Während des ersten Jahres der Ehe wurde mein ältester Bruder, August, geboren, und bald darauf stellte meine Mutter eine weitere Vermehrung der Familie in Aussicht. Mein Vater war darüber sehr erfreut; denn da er jetzt schon mehr als ein Jahr verheirathet war, mochte sich ihm bei aller Schönheit seiner Lebensgefährtin doch hin und wieder die Frage aufdrängen, ob wohl ihr Besitz auch eine hinreichende Entschädigung sei für den Verlust der durch sie verscherzten Brigade.

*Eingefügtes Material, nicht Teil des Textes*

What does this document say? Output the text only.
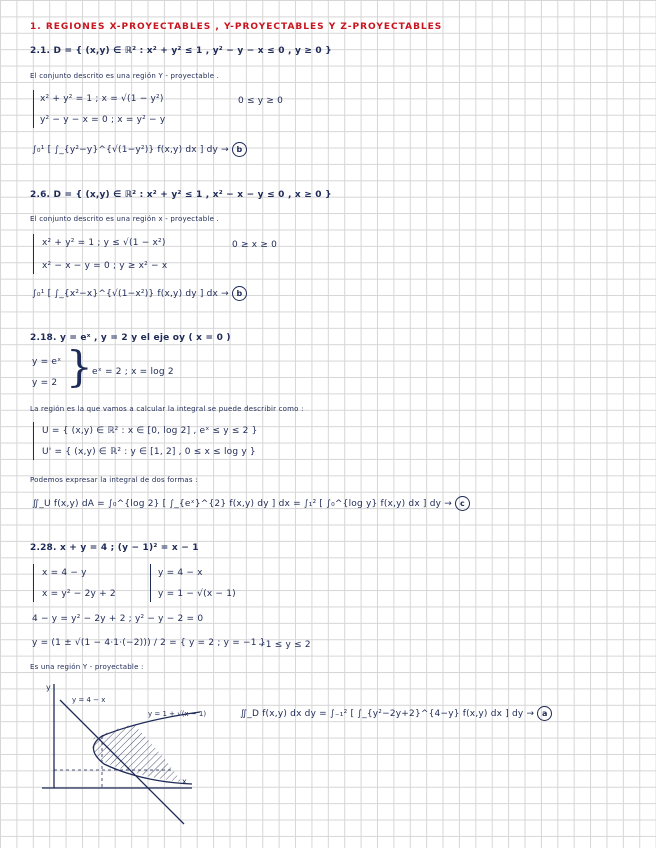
1. REGIONES X-PROYECTABLES , Y-PROYECTABLES Y Z-PROYECTABLES
2.1. D = { (x,y) ∈ ℝ² : x² + y² ≤ 1 , y² − y − x ≤ 0 , y ≥ 0 }
El conjunto descrito es una región Y - proyectable .
x² + y² = 1 ; x = √(1 − y²)	0 ≤ y ≥ 0
y² − y − x = 0 ; x = y² − y
∫₀¹ [ ∫_{y²−y}^{√(1−y²)} f(x,y) dx ] dy → b
2.6. D = { (x,y) ∈ ℝ² : x² + y² ≤ 1 , x² − x − y ≤ 0 , x ≥ 0 }
El conjunto descrito es una región x - proyectable .
x² + y² = 1 ; y ≤ √(1 − x²)	0 ≥ x ≥ 0
x² − x − y = 0 ; y ≥ x² − x
∫₀¹ [ ∫_{x²−x}^{√(1−x²)} f(x,y) dy ] dx → b
2.18. y = eˣ , y = 2 y el eje oy ( x = 0 )
y = eˣ
y = 2 } eˣ = 2 ; x = log 2
La región es la que vamos a calcular la integral se puede describir como :
U = { (x,y) ∈ ℝ² : x ∈ [0, log 2] , eˣ ≤ y ≤ 2 }
U' = { (x,y) ∈ ℝ² : y ∈ [1, 2] , 0 ≤ x ≤ log y }
Podemos expresar la integral de dos formas :
∬_U f(x,y) dA = ∫₀^{log 2} [ ∫_{eˣ}^{2} f(x,y) dy ] dx = ∫₁² [ ∫₀^{log y} f(x,y) dx ] dy → c
2.28. x + y = 4 ; (y − 1)² = x − 1
x = 4 − y
x = y² − 2y + 2
y = 4 − x
y = 1 − √(x − 1)
4 − y = y² − 2y + 2 ; y² − y − 2 = 0
y = (1 ± √(1 − 4·1·(−2))) / 2 = { y = 2 ; y = −1 }
−1 ≤ y ≤ 2
Es una región Y - proyectable :
y
x
y = 4 − x
y = 1 + √(x − 1)	∬_D f(x,y) dx dy = ∫₋₁² [ ∫_{y²−2y+2}^{4−y} f(x,y) dx ] dy → a
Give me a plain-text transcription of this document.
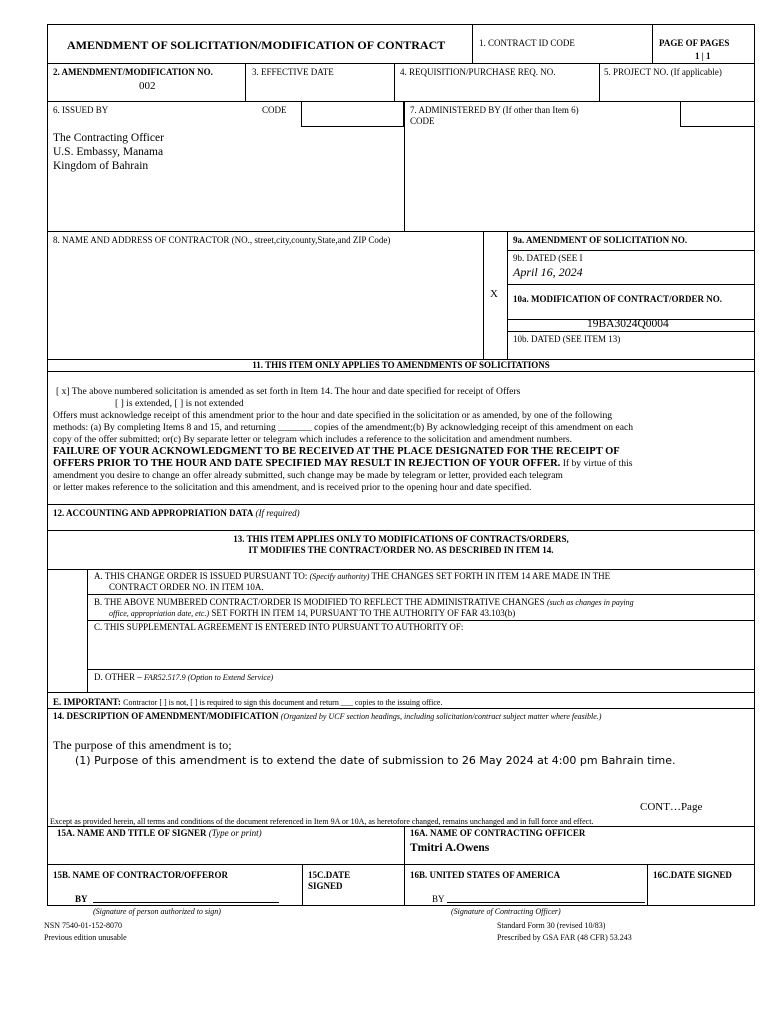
AMENDMENT OF SOLICITATION/MODIFICATION OF CONTRACT	1. CONTRACT ID CODE	PAGE OF PAGES
1 | 1
2. AMENDMENT/MODIFICATION NO.
002
3. EFFECTIVE DATE	4. REQUISITION/PURCHASE REQ. NO.	5. PROJECT NO. (If applicable)
6. ISSUED BY	CODE
The Contracting Officer
U.S. Embassy, Manama
Kingdom of Bahrain
7. ADMINISTERED BY (If other than Item 6)
CODE
8. NAME AND ADDRESS OF CONTRACTOR (NO., street,city,county,State,and ZIP Code)
X
9a. AMENDMENT OF SOLICITATION NO.
9b. DATED (SEE I
April 16, 2024
10a. MODIFICATION OF CONTRACT/ORDER NO.
19BA3024Q0004
10b. DATED (SEE ITEM 13)
11. THIS ITEM ONLY APPLIES TO AMENDMENTS OF SOLICITATIONS
[ x] The above numbered solicitation is amended as set forth in Item 14. The hour and date specified for receipt of Offers
[ ] is extended, [ ] is not extended
Offers must acknowledge receipt of this amendment prior to the hour and date specified in the solicitation or as amended, by one of the following
methods: (a) By completing Items 8 and 15, and returning _______ copies of the amendment;(b) By acknowledging receipt of this amendment on each
copy of the offer submitted; or(c) By separate letter or telegram which includes a reference to the solicitation and amendment numbers.
FAILURE OF YOUR ACKNOWLEDGMENT TO BE RECEIVED AT THE PLACE DESIGNATED FOR THE RECEIPT OF
OFFERS PRIOR TO THE HOUR AND DATE SPECIFIED MAY RESULT IN REJECTION OF YOUR OFFER. If by virtue of this
amendment you desire to change an offer already submitted, such change may be made by telegram or letter, provided each telegram
or letter makes reference to the solicitation and this amendment, and is received prior to the opening hour and date specified.
12. ACCOUNTING AND APPROPRIATION DATA (If required)
13. THIS ITEM APPLIES ONLY TO MODIFICATIONS OF CONTRACTS/ORDERS,
IT MODIFIES THE CONTRACT/ORDER NO. AS DESCRIBED IN ITEM 14.
A. THIS CHANGE ORDER IS ISSUED PURSUANT TO: (Specify authority) THE CHANGES SET FORTH IN ITEM 14 ARE MADE IN THE
CONTRACT ORDER NO. IN ITEM 10A.
B. THE ABOVE NUMBERED CONTRACT/ORDER IS MODIFIED TO REFLECT THE ADMINISTRATIVE CHANGES (such as changes in paying
office, appropriation date, etc.) SET FORTH IN ITEM 14, PURSUANT TO THE AUTHORITY OF FAR 43.103(b)
C. THIS SUPPLEMENTAL AGREEMENT IS ENTERED INTO PURSUANT TO AUTHORITY OF:
D. OTHER – FAR52.517.9 (Option to Extend Service)
E. IMPORTANT: Contractor [ ] is not, [ ] is required to sign this document and return ___ copies to the issuing office.
14. DESCRIPTION OF AMENDMENT/MODIFICATION (Organized by UCF section headings, including solicitation/contract subject matter where feasible.)
The purpose of this amendment is to;
(1) Purpose of this amendment is to extend the date of submission to 26 May 2024 at 4:00 pm Bahrain time.
CONT…Page
Except as provided herein, all terms and conditions of the document referenced in Item 9A or 10A, as heretofore changed, remains unchanged and in full force and effect.
15A. NAME AND TITLE OF SIGNER (Type or print)	16A. NAME OF CONTRACTING OFFICER
Tmitri A.Owens
15B. NAME OF CONTRACTOR/OFFEROR	15C.DATE
SIGNED
16B. UNITED STATES OF AMERICA	16C.DATE SIGNED
BY
(Signature of person authorized to sign)
BY
(Signature of Contracting Officer)
NSN 7540-01-152-8070
Previous edition unusable
Standard Form 30 (revised 10/83)
Prescribed by GSA FAR (48 CFR) 53.243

Um meines Vaters Freude zu erklären, muß ich den Leser von Verhältnissen unterrichten, die weniger allgemein bekannt sind. Wie schon bemerkt wurde, machte sich Napoleon nichts daraus, wenn seine Officiere heiratheten. Er brauchte Leute für seine Heere; aber weil hiezu nur Männer taugten, so hatte er eine sehr geringe Meinung von einem Ehepaar, dessen Erzeugnisse in der Mehrzahl aus Mädchen bestanden. Wenn dagegen eine Officiersfrau ihren Gatten mit sechs oder sieben Knaben beschenkte, so durfte derselbe mit Zuverlässigkeit auf eine lebenslängliche Pension zählen. Da nun meine Mutter mit dem männlichen Geschlecht den Anfang gemacht hatte und man unter solchen Umständen allgemein annimmt, es sei Aussicht vorhanden, daß es in derselben Weise fortgehen werde, so wünschten ihr die Officiere zu einer so baldigen Kundgebung weiterer Familienvergrößerung Glück und prophezeiten ihr, sie werde durch ihre Fruchtbarkeit schon nach einigen Jahren für ihren Gatten eine Pension errungen haben. Mein Vater gab der nämlichen Hoffnung Raum und meinte, wenn er auch die Brigade verloren habe, sei doch ein lebenslänglicher Jahresgehalt keine üble Entschädigung. Meine Mutter war über alle Zweifel erhaben und erklärte zuversichtlich ihre Frucht für eine männliche.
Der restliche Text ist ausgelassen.